There is the understandable tendency to keep the onus of being in the thrall of a chaotic or unclean spirit – as being the problem of this lone individual – when reflecting on the significance of this passage.    After all, only one man cried out – even if it was in the presence of a gathered congregation.   For that matter, who would want to be labelled as completely unhinged be it in Jesus’ time or our own?  Such that this man’s anguished cry, “What have you to do with us, Jesus of Nazareth?” remains the problem of this one man and thereby has nothing to do with the congregation or the rest of us.

But what if this tormented man had been a ‘fixture’ in that community for years?    A nuisance, perhaps.   Something to be tolerated.   But utterly alone.  What then?

What if we were to read this account differently?   Rather than have a crazed man cry out, “What have you to do with us, Jesus of Nazareth,” suppose we were the ones asking the question?

“Jesus, what have you to do with us?”

We who are in over our heads?

We who try to be faithful but flounder in the wake of it?

We who are commanded to love our enemies but are consumed by anger?

When we’re really honest with ourselves, is this passage only about this one man?

Or is it a story about us?   We who need to hear the definitive word of God spoken.   We who have given up hope.   We who are numbed beyond recognition.

“Jesus,” we whisper, “what have you to do with us?”

And in that moment – Jesus does not turn away – but turns to us, speaking the definitive and healing Word.

 

Musings on Mark I:14-15

“Now after John (the Baptist) was arrested, Jesus came to Galilee, proclaiming the good news of God, and saying, “The time is fulfilled, and the kingdom of God is near…”   Mark 1:14-15 

Take note of the timing of this scripture.   It wasn’t until after John the Baptist was arrested that Jesus proclaimed the good news of God. 

It was after a righteous man was arrested

after John the Baptist was imprisoned and condemned,

…that Jesus heralded the good news of God.  

Am I the only one who has difficulty seeing the connection here?

How could the imprisonment of an upstanding man be the basis for announcing that the time is fulfilled?   How could this terrible incident be evidence that the kingdom of God is near?   How could the event of an innocent man being incarcerated – be an occasion for good news?
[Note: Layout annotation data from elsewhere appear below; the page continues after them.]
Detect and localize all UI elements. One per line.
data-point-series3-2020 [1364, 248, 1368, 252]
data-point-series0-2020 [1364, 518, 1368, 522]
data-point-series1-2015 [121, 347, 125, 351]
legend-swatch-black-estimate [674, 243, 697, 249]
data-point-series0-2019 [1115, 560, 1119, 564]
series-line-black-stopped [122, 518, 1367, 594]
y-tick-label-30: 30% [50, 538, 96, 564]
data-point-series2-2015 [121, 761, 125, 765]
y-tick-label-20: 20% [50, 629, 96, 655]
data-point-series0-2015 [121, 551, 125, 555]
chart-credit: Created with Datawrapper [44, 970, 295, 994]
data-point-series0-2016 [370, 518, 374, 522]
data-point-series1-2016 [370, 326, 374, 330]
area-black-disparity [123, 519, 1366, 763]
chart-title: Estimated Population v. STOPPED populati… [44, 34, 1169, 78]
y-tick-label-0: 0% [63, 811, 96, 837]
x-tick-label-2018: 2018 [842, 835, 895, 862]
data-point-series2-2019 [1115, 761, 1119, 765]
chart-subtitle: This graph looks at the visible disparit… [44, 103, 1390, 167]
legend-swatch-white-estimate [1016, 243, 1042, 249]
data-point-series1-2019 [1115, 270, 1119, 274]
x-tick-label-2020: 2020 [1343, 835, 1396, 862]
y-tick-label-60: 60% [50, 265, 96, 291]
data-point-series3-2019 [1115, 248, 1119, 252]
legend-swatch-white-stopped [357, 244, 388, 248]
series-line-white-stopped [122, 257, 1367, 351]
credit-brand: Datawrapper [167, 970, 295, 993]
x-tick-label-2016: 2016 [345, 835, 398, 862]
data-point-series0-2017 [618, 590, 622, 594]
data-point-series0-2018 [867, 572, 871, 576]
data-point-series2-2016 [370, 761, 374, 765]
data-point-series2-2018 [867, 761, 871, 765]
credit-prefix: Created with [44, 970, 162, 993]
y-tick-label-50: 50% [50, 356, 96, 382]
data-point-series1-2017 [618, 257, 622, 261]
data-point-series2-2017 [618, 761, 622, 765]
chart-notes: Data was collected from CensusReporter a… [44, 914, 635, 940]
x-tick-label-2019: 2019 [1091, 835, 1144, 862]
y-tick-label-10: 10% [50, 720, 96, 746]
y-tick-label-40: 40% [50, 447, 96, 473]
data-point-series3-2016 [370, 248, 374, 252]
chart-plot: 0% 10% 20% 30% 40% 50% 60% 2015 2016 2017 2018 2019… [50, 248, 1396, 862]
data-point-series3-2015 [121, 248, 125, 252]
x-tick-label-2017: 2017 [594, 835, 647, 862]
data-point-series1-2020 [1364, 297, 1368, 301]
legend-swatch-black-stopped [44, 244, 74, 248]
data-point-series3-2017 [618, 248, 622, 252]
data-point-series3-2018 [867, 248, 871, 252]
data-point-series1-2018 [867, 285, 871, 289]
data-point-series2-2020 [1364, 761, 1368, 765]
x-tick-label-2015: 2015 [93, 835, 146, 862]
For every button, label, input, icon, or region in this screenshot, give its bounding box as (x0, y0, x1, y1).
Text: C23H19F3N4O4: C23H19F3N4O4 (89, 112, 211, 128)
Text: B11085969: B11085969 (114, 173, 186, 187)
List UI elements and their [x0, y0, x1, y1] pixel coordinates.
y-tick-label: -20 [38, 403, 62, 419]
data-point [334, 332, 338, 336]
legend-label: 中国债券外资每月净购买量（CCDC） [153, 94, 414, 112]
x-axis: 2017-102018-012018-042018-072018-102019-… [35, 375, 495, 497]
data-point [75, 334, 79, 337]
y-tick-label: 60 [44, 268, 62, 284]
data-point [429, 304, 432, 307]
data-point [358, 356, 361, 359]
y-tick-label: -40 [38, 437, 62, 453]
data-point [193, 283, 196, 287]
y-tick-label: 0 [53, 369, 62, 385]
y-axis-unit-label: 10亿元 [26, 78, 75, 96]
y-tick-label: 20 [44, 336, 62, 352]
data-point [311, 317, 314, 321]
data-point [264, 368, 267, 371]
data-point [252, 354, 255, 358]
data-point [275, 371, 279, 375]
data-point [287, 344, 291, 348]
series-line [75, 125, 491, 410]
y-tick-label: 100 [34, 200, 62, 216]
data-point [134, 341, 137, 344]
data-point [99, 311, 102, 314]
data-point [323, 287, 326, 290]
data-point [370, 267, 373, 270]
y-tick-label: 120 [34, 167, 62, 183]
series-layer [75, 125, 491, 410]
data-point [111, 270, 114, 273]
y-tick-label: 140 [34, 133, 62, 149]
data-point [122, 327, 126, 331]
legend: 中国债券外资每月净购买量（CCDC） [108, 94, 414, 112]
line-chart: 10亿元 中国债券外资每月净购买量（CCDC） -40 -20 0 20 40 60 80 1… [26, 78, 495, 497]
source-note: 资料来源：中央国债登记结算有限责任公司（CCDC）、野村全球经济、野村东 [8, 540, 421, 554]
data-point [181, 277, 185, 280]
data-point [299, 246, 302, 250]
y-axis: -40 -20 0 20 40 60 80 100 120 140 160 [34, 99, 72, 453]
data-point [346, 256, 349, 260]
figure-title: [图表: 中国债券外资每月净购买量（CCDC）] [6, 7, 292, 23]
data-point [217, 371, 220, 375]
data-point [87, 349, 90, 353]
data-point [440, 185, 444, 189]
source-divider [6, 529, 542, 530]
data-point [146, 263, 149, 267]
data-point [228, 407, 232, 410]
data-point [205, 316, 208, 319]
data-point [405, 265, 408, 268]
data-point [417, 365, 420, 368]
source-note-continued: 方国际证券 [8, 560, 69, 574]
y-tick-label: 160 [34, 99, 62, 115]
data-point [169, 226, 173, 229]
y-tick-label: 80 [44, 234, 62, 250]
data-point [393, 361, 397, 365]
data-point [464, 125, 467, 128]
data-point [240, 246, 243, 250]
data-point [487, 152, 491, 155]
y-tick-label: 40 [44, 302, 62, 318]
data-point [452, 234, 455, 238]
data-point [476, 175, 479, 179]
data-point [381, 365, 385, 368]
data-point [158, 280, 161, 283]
The broader narrative does draw the parallel between Jesus being driven into the wilderness for forty days following his baptism, as preparation for public life and ministry.    That all three synoptic gospels record this wilderness account offers that crucial connection between Jesus’ experience at baptism and his entrance onto the public stage. That he was in the company of wild beasts, hungered and thirsted, summoned and interpreted afresh the Word of God in the face of temptation and deprivation, provided not only necessary preparation but was evidence of Jesus’ unique identity and fidelity for ministry.

Yet what if the event of Jesus’ entrance into public ministry

AND John’s arrest was not a coincidence?

  What if the association of these two seemingly incompatible events was and is a way of seeing evidence of God’s realm – but in a manner previously thought not possible?   What if injustice –be it retaliation for speaking truth to power, racism, misogyny, xenophobia, deportation, the exploitation and misuse of natural resources, forfeiting healthcare for the most vulnerable, voter suppression and increasing the coffers of the wealthy at the expense of the poor – when met with faithful and persistent resistancesignifies the emergence of God’s kingdom?    What if seeing and naming injustice for what it is  – is not an occasion for powerlessness in the face of oppression but instead is a divine summons, heralding that the time has come to head to Galilee?